5. ランの分類 どんな系統があるの?
東洋ランと洋ラン
ランは洋ランや東洋ランの2分野に分けられます。なんとなく「分類」というより「分野」といった方がしっくりときます。この2分野は性質や形態など植物的な違いというより、原産地や園芸的な扱いの違いによるところが大きいです。例えば、シュンランとカンランは東洋ランでは別々のものとして扱われますが、洋ランではひっくるめてシンビジウムの仲間として扱われる、といった風にです。 また、それぞれを比較すると文化的な違いのようなものも見られます。
洋ラン
洋ランは「西洋ラン」の意で熱帯・亜熱帯原産の種が多くを占め、日本にはヨーロッパ経由で入ってきました。「西洋生まれのラン」と言うよりも「西洋から来たラン」と言うことでしょう。
シンビジウム |
鑑賞対象は主に花で、花の美しさや派手さ、珍奇さを愛でます。様々な種を掛け合わせて自然界にはないものを作り出す「交配」が盛んで、種類が多くバラエティーは非常に富んでいます。
東洋ラン
洋ランと区別するために日本、中国原産のものを東洋ランと呼びます。こちらは「東洋生まれのラン」と言う意味合いになります。東洋ランはサギソウやエビネのように山野草として楽しむものから、独自の園芸分野を築くのものあります。

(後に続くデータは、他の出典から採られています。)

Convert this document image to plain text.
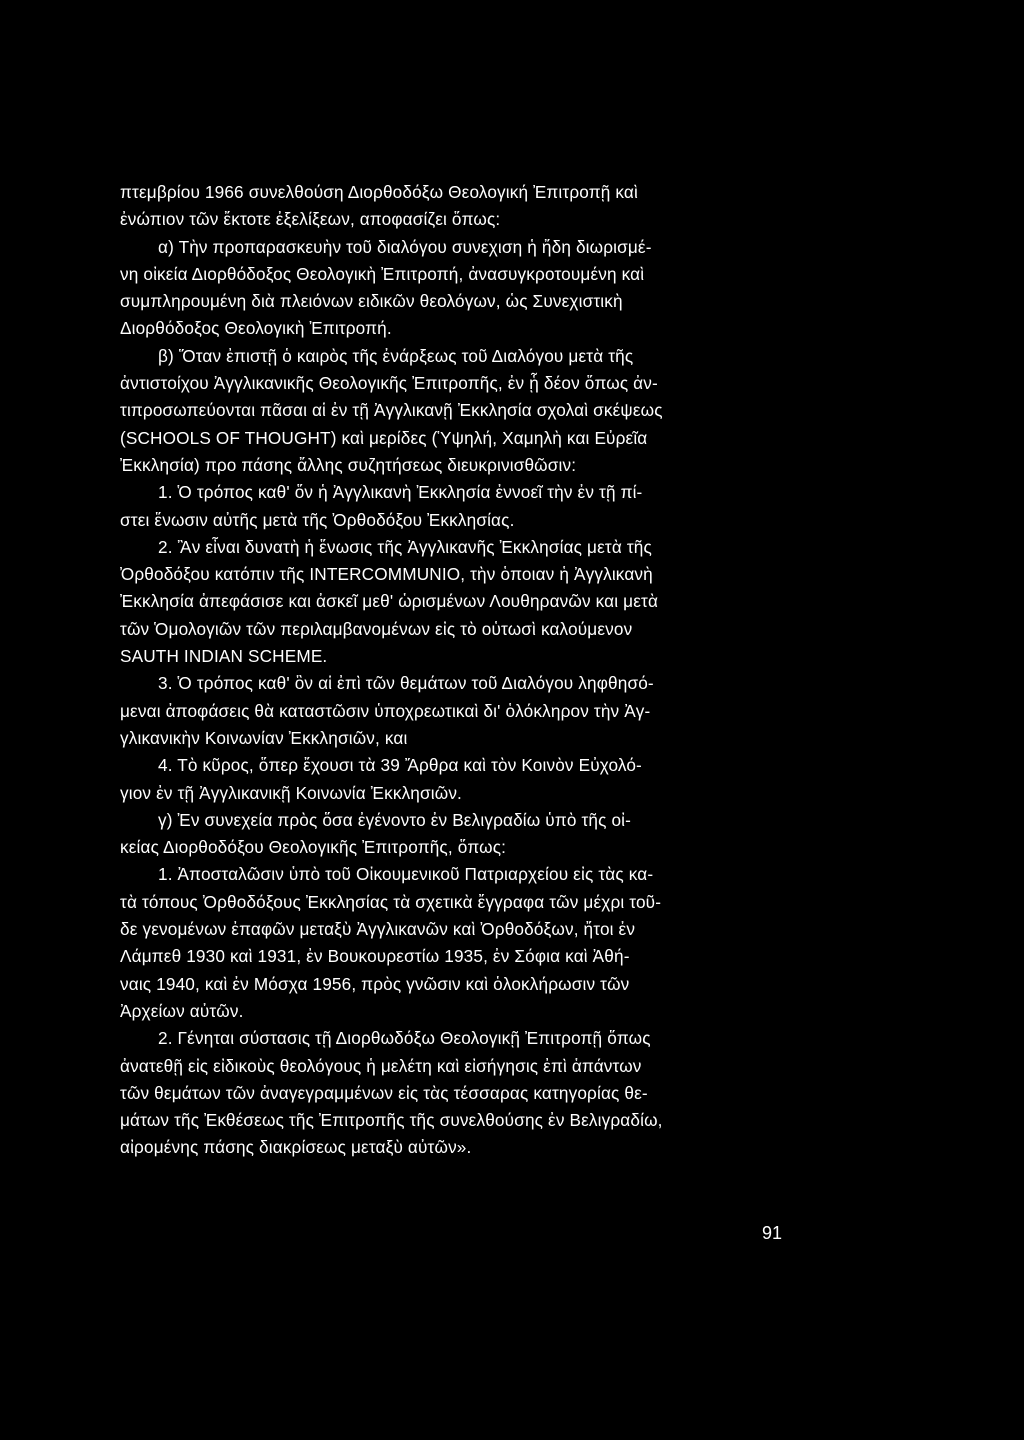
πτεμβρίου 1966 συνελθούση Διορθοδόξω Θεολογική Ἐπιτροπῇ καὶ
ἐνώπιον τῶν ἔκτοτε ἐξελίξεων, αποφασίζει ὅπως:
α) Τὴν προπαρασκευὴν τοῦ διαλόγου συνεχιση ἡ ἤδη διωρισμέ-
νη οἰκεία Διορθόδοξος Θεολογικὴ Ἐπιτροπή, ἀνασυγκροτουμένη καὶ
συμπληρουμένη διὰ πλειόνων ειδικῶν θεολόγων, ὡς Συνεχιστικὴ
Διορθόδοξος Θεολογικὴ Ἐπιτροπή.
β) Ὅταν ἐπιστῇ ὁ καιρὸς τῆς ἐνάρξεως τοῦ Διαλόγου μετὰ τῆς
ἀντιστοίχου Ἀγγλικανικῆς Θεολογικῆς Ἐπιτροπῆς, ἐν ᾗ δέον ὅπως ἀν-
τιπροσωπεύονται πᾶσαι αἱ ἐν τῇ Ἀγγλικανῇ Ἐκκλησία σχολαὶ σκέψεως
(SCHOOLS OF THOUGHT) καὶ μερίδες (Ὑψηλή, Χαμηλὴ και Εὐρεῖα
Ἐκκλησία) προ πάσης ἄλλης συζητήσεως διευκρινισθῶσιν:
1. Ὁ τρόπος καθ' ὅν ἡ Ἀγγλικανὴ Ἐκκλησία ἐννοεῖ τὴν ἐν τῇ πί-
στει ἕνωσιν αὐτῆς μετὰ τῆς Ὀρθοδόξου Ἐκκλησίας.
2. Ἂν εἶναι δυνατὴ ἡ ἕνωσις τῆς Ἀγγλικανῆς Ἐκκλησίας μετὰ τῆς
Ὀρθοδόξου κατόπιν τῆς INTERCOMMUNIO, τὴν ὁποιαν ἡ Ἀγγλικανὴ
Ἐκκλησία ἀπεφάσισε και ἀσκεῖ μεθ' ὡρισμένων Λουθηρανῶν και μετὰ
τῶν Ὁμολογιῶν τῶν περιλαμβανομένων εἰς τὸ οὑτωσὶ καλούμενον
SAUTH INDIAN SCHEME.
3. Ὁ τρόπος καθ' ὃν αἱ ἐπὶ τῶν θεμάτων τοῦ Διαλόγου ληφθησό-
μεναι ἀποφάσεις θὰ καταστῶσιν ὑποχρεωτικαὶ δι' ὁλόκληρον τὴν Ἀγ-
γλικανικὴν Κοινωνίαν Ἐκκλησιῶν, και
4. Τὸ κῦρος, ὅπερ ἔχουσι τὰ 39 Ἄρθρα καὶ τὸν Κοινὸν Εὐχολό-
γιον ἐν τῇ Ἀγγλικανικῇ Κοινωνία Ἐκκλησιῶν.
γ) Ἐν συνεχεία πρὸς ὅσα ἐγένοντο ἐν Βελιγραδίω ὑπὸ τῆς οἰ-
κείας Διορθοδόξου Θεολογικῆς Ἐπιτροπῆς, ὅπως:
1. Ἀποσταλῶσιν ὑπὸ τοῦ Οἰκουμενικοῦ Πατριαρχείου εἰς τὰς κα-
τὰ τόπους Ὀρθοδόξους Ἐκκλησίας τὰ σχετικὰ ἔγγραφα τῶν μέχρι τοῦ-
δε γενομένων ἐπαφῶν μεταξὺ Ἀγγλικανῶν καὶ Ὀρθοδόξων, ἤτοι ἐν
Λάμπεθ 1930 καὶ 1931, ἐν Βουκουρεστίω 1935, ἐν Σόφια καὶ Ἀθή-
ναις 1940, καὶ ἐν Μόσχα 1956, πρὸς γνῶσιν καὶ ὁλοκλήρωσιν τῶν
Ἀρχείων αὐτῶν.
2. Γένηται σύστασις τῇ Διορθωδόξω Θεολογικῇ Ἐπιτροπῇ ὅπως
ἀνατεθῇ εἰς εἰδικοὺς θεολόγους ἡ μελέτη καὶ εἰσήγησις ἐπὶ ἁπάντων
τῶν θεμάτων τῶν ἀναγεγραμμένων εἰς τὰς τέσσαρας κατηγορίας θε-
μάτων τῆς Ἐκθέσεως τῆς Ἐπιτροπῆς τῆς συνελθούσης ἐν Βελιγραδίω,
αἰρομένης πάσης διακρίσεως μεταξὺ αὐτῶν».
91
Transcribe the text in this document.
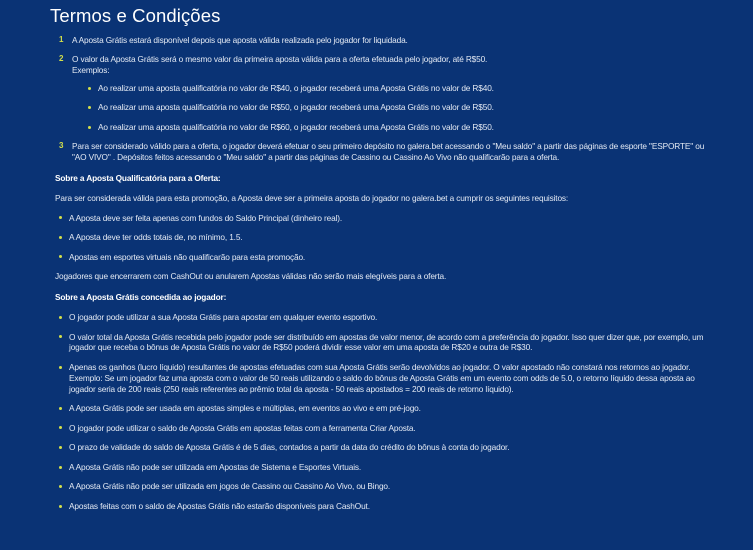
Termos e Condições
1 A Aposta Grátis estará disponível depois que aposta válida realizada pelo jogador for liquidada.
2 O valor da Aposta Grátis será o mesmo valor da primeira aposta válida para a oferta efetuada pelo jogador, até R$50.
Exemplos:
Ao realizar uma aposta qualificatória no valor de R$40, o jogador receberá uma Aposta Grátis no valor de R$40.
Ao realizar uma aposta qualificatória no valor de R$50, o jogador receberá uma Aposta Grátis no valor de R$50.
Ao realizar uma aposta qualificatória no valor de R$60, o jogador receberá uma Aposta Grátis no valor de R$50.
3 Para ser considerado válido para a oferta, o jogador deverá efetuar o seu primeiro depósito no galera.bet acessando o "Meu saldo" a partir das páginas de esporte "ESPORTE" ou "AO VIVO" . Depósitos feitos acessando o "Meu saldo" a partir das páginas de Cassino ou Cassino Ao Vivo não qualificarão para a oferta.
Sobre a Aposta Qualificatória para a Oferta:

Para ser considerada válida para esta promoção, a Aposta deve ser a primeira aposta do jogador no galera.bet a cumprir os seguintes requisitos:

A Aposta deve ser feita apenas com fundos do Saldo Principal (dinheiro real).
A Aposta deve ter odds totais de, no mínimo, 1.5.
Apostas em esportes virtuais não qualificarão para esta promoção.

Jogadores que encerrarem com CashOut ou anularem Apostas válidas não serão mais elegíveis para a oferta.

Sobre a Aposta Grátis concedida ao jogador:
O jogador pode utilizar a sua Aposta Grátis para apostar em qualquer evento esportivo.
O valor total da Aposta Grátis recebida pelo jogador pode ser distribuído em apostas de valor menor, de acordo com a preferência do jogador. Isso quer dizer que, por exemplo, um jogador que receba o bônus de Aposta Grátis no valor de R$50 poderá dividir esse valor em uma aposta de R$20 e outra de R$30.
Apenas os ganhos (lucro líquido) resultantes de apostas efetuadas com sua Aposta Grátis serão devolvidos ao jogador. O valor apostado não constará nos retornos ao jogador.
Exemplo: Se um jogador faz uma aposta com o valor de 50 reais utilizando o saldo do bônus de Aposta Grátis em um evento com odds de 5.0, o retorno líquido dessa aposta ao jogador seria de 200 reais (250 reais referentes ao prêmio total da aposta - 50 reais apostados = 200 reais de retorno líquido).
A Aposta Grátis pode ser usada em apostas simples e múltiplas, em eventos ao vivo e em pré-jogo.
O jogador pode utilizar o saldo de Aposta Grátis em apostas feitas com a ferramenta Criar Aposta.
O prazo de validade do saldo de Aposta Grátis é de 5 dias, contados a partir da data do crédito do bônus à conta do jogador.
A Aposta Grátis não pode ser utilizada em Apostas de Sistema e Esportes Virtuais.
A Aposta Grátis não pode ser utilizada em jogos de Cassino ou Cassino Ao Vivo, ou Bingo.
Apostas feitas com o saldo de Apostas Grátis não estarão disponíveis para CashOut.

専門性の高いものは栽培の歴史が古く、古典園芸(‡1)とも言われます。花だけではなく、葉や茎の姿形、株全体の様子、植えられた鉢とのバランスなどすべてを鑑賞の対象とします。それぞれに観賞用の専門鉢(化粧鉢)があり、植え方や用土に決まりがあります。なんとなく「道」や「作法」と言う言葉がぴったりときます。
‡1 東洋ランの中の古典園芸
長生蘭(ちょうせいらん:セッコク)、富貴蘭(ふうきらん:フウラン)、小町蘭
(こまちらん:ネジバナ)などが知られています。
■名前の正体は?
カトレア、オンシジウム、シンビジウム等々…普段私たちが呼んでいるランの名前は属名に当たります。細かくいえば属名を学名で呼んでいます(属名には和名もあります)。 東洋ランのように和名が普及しているものもありますが、洋ランはたいがいは属名呼称です。

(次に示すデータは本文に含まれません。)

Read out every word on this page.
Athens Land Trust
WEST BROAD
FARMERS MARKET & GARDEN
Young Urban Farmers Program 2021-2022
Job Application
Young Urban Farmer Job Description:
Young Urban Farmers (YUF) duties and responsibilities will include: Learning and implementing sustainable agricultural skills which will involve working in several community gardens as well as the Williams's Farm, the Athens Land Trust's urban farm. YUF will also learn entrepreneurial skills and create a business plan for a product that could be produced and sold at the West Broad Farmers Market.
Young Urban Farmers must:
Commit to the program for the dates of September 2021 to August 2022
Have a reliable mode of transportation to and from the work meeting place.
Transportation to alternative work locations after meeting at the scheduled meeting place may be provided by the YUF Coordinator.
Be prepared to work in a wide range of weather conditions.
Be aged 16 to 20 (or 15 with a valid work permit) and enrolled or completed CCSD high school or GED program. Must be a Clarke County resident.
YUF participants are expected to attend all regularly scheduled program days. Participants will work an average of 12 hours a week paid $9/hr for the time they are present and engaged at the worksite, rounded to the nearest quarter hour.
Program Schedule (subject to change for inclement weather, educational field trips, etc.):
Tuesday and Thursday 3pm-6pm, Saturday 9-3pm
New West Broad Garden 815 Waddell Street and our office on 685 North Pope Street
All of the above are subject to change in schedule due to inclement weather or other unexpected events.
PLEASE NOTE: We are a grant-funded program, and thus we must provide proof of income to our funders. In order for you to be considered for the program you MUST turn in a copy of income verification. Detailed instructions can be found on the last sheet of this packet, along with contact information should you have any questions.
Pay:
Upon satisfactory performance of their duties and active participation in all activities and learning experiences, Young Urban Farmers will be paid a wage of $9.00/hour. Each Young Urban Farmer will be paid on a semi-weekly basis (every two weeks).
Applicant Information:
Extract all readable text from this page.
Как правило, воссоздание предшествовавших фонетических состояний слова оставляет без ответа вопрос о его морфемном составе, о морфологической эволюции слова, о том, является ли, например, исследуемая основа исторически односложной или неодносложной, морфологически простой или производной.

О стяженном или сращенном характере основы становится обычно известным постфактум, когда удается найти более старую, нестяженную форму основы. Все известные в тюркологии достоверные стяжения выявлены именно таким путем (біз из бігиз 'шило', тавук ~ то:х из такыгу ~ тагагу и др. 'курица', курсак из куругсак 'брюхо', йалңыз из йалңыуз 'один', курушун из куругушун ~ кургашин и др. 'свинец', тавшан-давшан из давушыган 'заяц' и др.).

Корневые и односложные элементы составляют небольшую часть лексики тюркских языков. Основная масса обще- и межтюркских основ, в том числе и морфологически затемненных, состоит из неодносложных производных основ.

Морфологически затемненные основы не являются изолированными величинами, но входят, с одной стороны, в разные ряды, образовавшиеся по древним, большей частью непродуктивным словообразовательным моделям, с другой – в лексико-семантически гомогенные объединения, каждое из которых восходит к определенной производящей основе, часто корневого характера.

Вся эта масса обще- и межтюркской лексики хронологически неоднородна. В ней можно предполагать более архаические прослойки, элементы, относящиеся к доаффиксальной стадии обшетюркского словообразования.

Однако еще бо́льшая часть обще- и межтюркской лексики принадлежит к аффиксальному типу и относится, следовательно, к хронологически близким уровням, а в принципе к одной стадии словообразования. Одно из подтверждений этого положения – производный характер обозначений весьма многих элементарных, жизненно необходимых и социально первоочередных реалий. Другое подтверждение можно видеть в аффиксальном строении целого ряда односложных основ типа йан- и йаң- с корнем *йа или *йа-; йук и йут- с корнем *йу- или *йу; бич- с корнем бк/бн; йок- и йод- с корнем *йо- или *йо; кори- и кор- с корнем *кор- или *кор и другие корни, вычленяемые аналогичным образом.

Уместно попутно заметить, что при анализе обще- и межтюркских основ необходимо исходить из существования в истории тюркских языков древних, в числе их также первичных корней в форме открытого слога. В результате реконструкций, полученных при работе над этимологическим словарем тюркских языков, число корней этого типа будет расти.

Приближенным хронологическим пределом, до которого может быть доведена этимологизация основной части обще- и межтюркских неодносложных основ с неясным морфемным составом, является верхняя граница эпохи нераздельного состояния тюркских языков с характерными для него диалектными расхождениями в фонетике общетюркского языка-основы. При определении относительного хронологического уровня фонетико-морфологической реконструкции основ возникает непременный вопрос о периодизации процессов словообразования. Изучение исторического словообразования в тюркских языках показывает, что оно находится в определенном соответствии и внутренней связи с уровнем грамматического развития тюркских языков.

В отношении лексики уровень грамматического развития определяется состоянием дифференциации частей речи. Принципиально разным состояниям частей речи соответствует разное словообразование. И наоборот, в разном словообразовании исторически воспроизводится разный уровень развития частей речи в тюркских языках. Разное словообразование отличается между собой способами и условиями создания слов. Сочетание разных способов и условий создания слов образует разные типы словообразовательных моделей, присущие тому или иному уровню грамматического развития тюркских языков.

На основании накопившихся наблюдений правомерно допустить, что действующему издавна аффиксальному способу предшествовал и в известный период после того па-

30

ラン科はおよそ700属にまとめられており、その下にさらにたくさんの種が分類されています。近縁属同士が統合されたり、新たに属が設けられたり、種が他の属に移動になったりと、些細なものも含めると毎年のように変更が行われています。それによって呼び名(属名)が変わることもあります。
原種と交配種、属間交配種
人の手で改良されていない、野生のままの種のことを原種と言います。ランの原種は野趣や独特の美しさがあり、その魅力にはまって「原種好き」になる人も少なくありません。趣味の世界です。

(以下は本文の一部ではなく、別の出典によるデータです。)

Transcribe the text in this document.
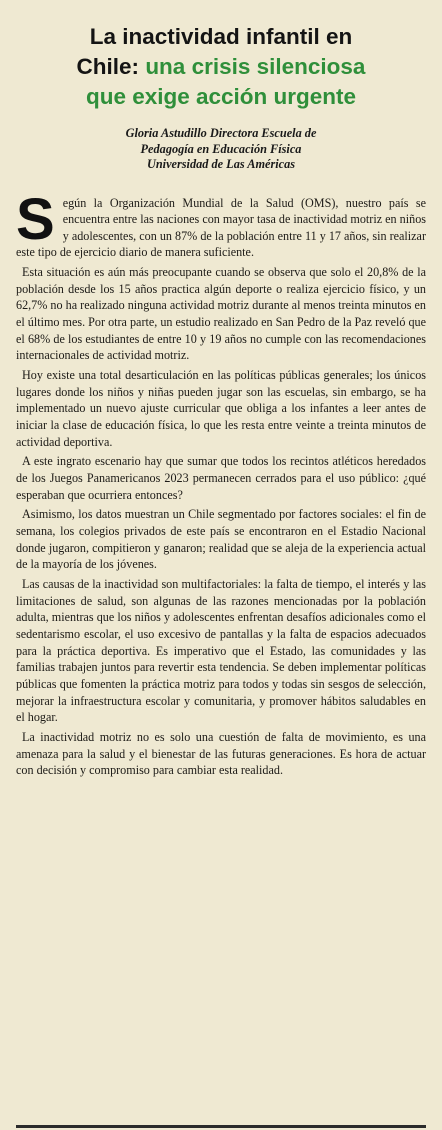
La inactividad infantil en
Chile: una crisis silenciosa
que exige acción urgente
Gloria Astudillo Directora Escuela de
Pedagogía en Educación Física
Universidad de Las Américas

Según la Organización Mundial de la Salud (OMS), nuestro país se encuentra entre las naciones con mayor tasa de inactividad motriz en niños y adolescentes, con un 87% de la población entre 11 y 17 años, sin realizar este tipo de ejercicio diario de manera suficiente.

Esta situación es aún más preocupante cuando se observa que solo el 20,8% de la población desde los 15 años practica algún deporte o realiza ejercicio físico, y un 62,7% no ha realizado ninguna actividad motriz durante al menos treinta minutos en el último mes. Por otra parte, un estudio realizado en San Pedro de la Paz reveló que el 68% de los estudiantes de entre 10 y 19 años no cumple con las recomendaciones internacionales de actividad motriz.

Hoy existe una total desarticulación en las políticas públicas generales; los únicos lugares donde los niños y niñas pueden jugar son las escuelas, sin embargo, se ha implementado un nuevo ajuste curricular que obliga a los infantes a leer antes de iniciar la clase de educación física, lo que les resta entre veinte a treinta minutos de actividad deportiva.

A este ingrato escenario hay que sumar que todos los recintos atléticos heredados de los Juegos Panamericanos 2023 permanecen cerrados para el uso público: ¿qué esperaban que ocurriera entonces?

Asimismo, los datos muestran un Chile segmentado por factores sociales: el fin de semana, los colegios privados de este país se encontraron en el Estadio Nacional donde jugaron, compitieron y ganaron; realidad que se aleja de la experiencia actual de la mayoría de los jóvenes.

Las causas de la inactividad son multifactoriales: la falta de tiempo, el interés y las limitaciones de salud, son algunas de las razones mencionadas por la población adulta, mientras que los niños y adolescentes enfrentan desafíos adicionales como el sedentarismo escolar, el uso excesivo de pantallas y la falta de espacios adecuados para la práctica deportiva. Es imperativo que el Estado, las comunidades y las familias trabajen juntos para revertir esta tendencia. Se deben implementar políticas públicas que fomenten la práctica motriz para todos y todas sin sesgos de selección, mejorar la infraestructura escolar y comunitaria, y promover hábitos saludables en el hogar.

La inactividad motriz no es solo una cuestión de falta de movimiento, es una amenaza para la salud y el bienestar de las futuras generaciones. Es hora de actuar con decisión y compromiso para cambiar esta realidad.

一方、人の手で違う種同士を掛け合わせてできた種を交配種と言います。原種にはない花色や美しさを作り出したり、性質を改良する目的で交配は行われます。例えば、花が大きくて美しいが暑さに弱い種に花は地味だが耐暑性のある種を掛け合わせ、花が美しく暑さに強い種を作り出すという感じです。
カトレア属の中のAとBと言う種を掛け合わせた場合は単に交配とか種間交配と言います。カトレア属と他の属を掛け合わせるような、属同士の交配を属間交配といいます。属をまたぐような交配は成功しないことが多いのですが、ラン科植物は近縁属同士で実を結ぶことが多々あります。属間交配で新たにできた属を人工属と言います。2つの属を掛け合わせたものから始まり、3属間交配、4属間交配などいくつも交配を重ねてできた人工属もあります。